Let it Snow or Let it Go: Evaluate your Instructional Activities

There are two competing thoughts about snow this time of year. The first thought of snow is one of wonder, beauty and anticipation. For people like me who live down in Texas, we see snow once every two or three years, so the mere thought of snow coming down brings fascination and excitement to my children's eyes.  I have to admit that I get pretty fired up about it as well.

Now the other side of the spectrum about snow elicits wonder but for a completely different reason.  My friends from the north who have been under several feet of snow for the better part of the  last two or three months express wonder about the snow.  They just wonder when it will ever go away.

Instructional Activities are like Snow

When a new activity is presented to the class, students will engage if and only if the task is interesting and relevant to them.  The higher the relevance, the more interest the activity will generate.  When used sparingly and more importantly at the appropriate time for meaningful learning, instructional activities can bring a lot of joy and excitement to learning.  When the activity is highly interesting and effective, students will want to know when the activity will return. 

When an instructional activity is overused or worse used as the primary learning tool of the class, students will wonder when the lesson will ever end.  Because the activity returns again and again, day after day, student engagement becomes snowed under by mundane redundancy.  If not addressed quick enough, students could become frost-bitten from the effects of the activity or frozen to learning all together.   If you need an mental model of what I'm talking about, see Ben Stein in "Ferris Bueller's Day Off".

"Let it Go" or "Let it Snow"

To ensure that your student engagement doesn't get snowed under by the overuse of an activity, here are some warning signs that will tell you whether the activity needs to stay or go.
  • Neurons freeze
  • Unhappiness accumulates
  • Motivation plummets
  • Behavioral issues increase
When teachers of excellence notice these warning signs, they make adjustments, and they determine what causes student apathy to the lesson.  If they need to, they find a new activity, because they understand this fact about learning.  Instructional activities are not the learning.  They are a tool for learning.  These teachers figure out how they can utilize a new or different activity to warm up their students to learning because they understand that student engagement changes like the weather.

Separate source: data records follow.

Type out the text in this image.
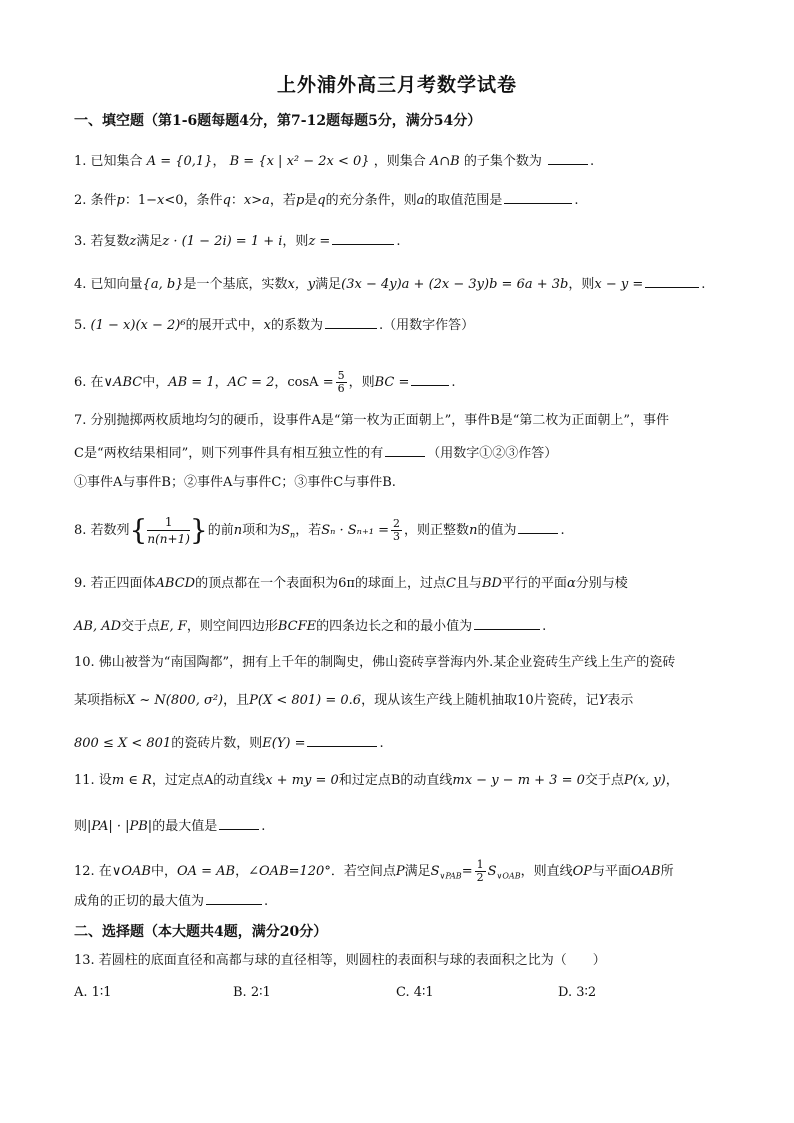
上外浦外高三月考数学试卷
一、填空题（第1-6题每题4分，第7-12题每题5分，满分54分）
1. 已知集合 A = {0,1}， B = {x | x² − 2x < 0} ，则集合 A∩B 的子集个数为	.
2. 条件p：1−x<0，条件q：x>a，若p是q的充分条件，则a的取值范围是	.
3. 若复数z满足z · (1 − 2i) = 1 + i，则z =	.
4. 已知向量{a, b}是一个基底，实数x，y满足(3x − 4y)a + (2x − 3y)b = 6a + 3b，则x − y =	.
5. (1 − x)(x − 2)⁶的展开式中，x的系数为	.（用数字作答）
6. 在∨ABC中，AB = 1，AC = 2，$\cos A = \frac{5}{6}$ ，则BC =	.
7. 分别抛掷两枚质地均匀的硬币，设事件A是“第一枚为正面朝上”，事件B是“第二枚为正面朝上”，事件
C是“两枚结果相同”，则下列事件具有相互独立性的有	（用数字①②③作答）
①事件A与事件B；②事件A与事件C；③事件C与事件B.
8. 若数列{ $\frac{1}{n(n+1)}$ }的前n项和为$S_n$，若$S_n \cdot S_{n+1} = \frac{2}{3}$ ，则正整数n的值为	.
9. 若正四面体ABCD的顶点都在一个表面积为6π的球面上，过点C且与BD平行的平面α分别与棱
AB, AD交于点E, F，则空间四边形BCFE的四条边长之和的最小值为	.
10. 佛山被誉为“南国陶都”，拥有上千年的制陶史，佛山瓷砖享誉海内外.某企业瓷砖生产线上生产的瓷砖
某项指标X ~ N(800, σ²)，且P(X < 801) = 0.6，现从该生产线上随机抽取10片瓷砖，记Y表示
800 ≤ X < 801的瓷砖片数，则E(Y) =	.
11. 设m ∈ R，过定点A的动直线x + my = 0和过定点B的动直线mx − y − m + 3 = 0交于点P(x, y)，
则|PA| · |PB|的最大值是	.
12. 在∨OAB中，OA = AB，∠OAB=120°．若空间点P满足$S_{\vee PAB}= \frac{1}{2} S_{\vee OAB}$，则直线OP与平面OAB所
成角的正切的最大值为	.
二、选择题（本大题共4题，满分20分）
13. 若圆柱的底面直径和高都与球的直径相等，则圆柱的表面积与球的表面积之比为（　　）
A. 1∶1	B. 2∶1	C. 4∶1	D. 3∶2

At the end of the day, all of us can predict when students are becoming numb to any of our instructional activities.  The key is to be observant and responsive.  We have to understand that students have different affinities for learning and various reasons that they choose to connect or disconnect from learning.  After all, it is their learning, and when we focus on making learning fun and relevant to our students every day, they will never let go of their wonder and anticipation for learning.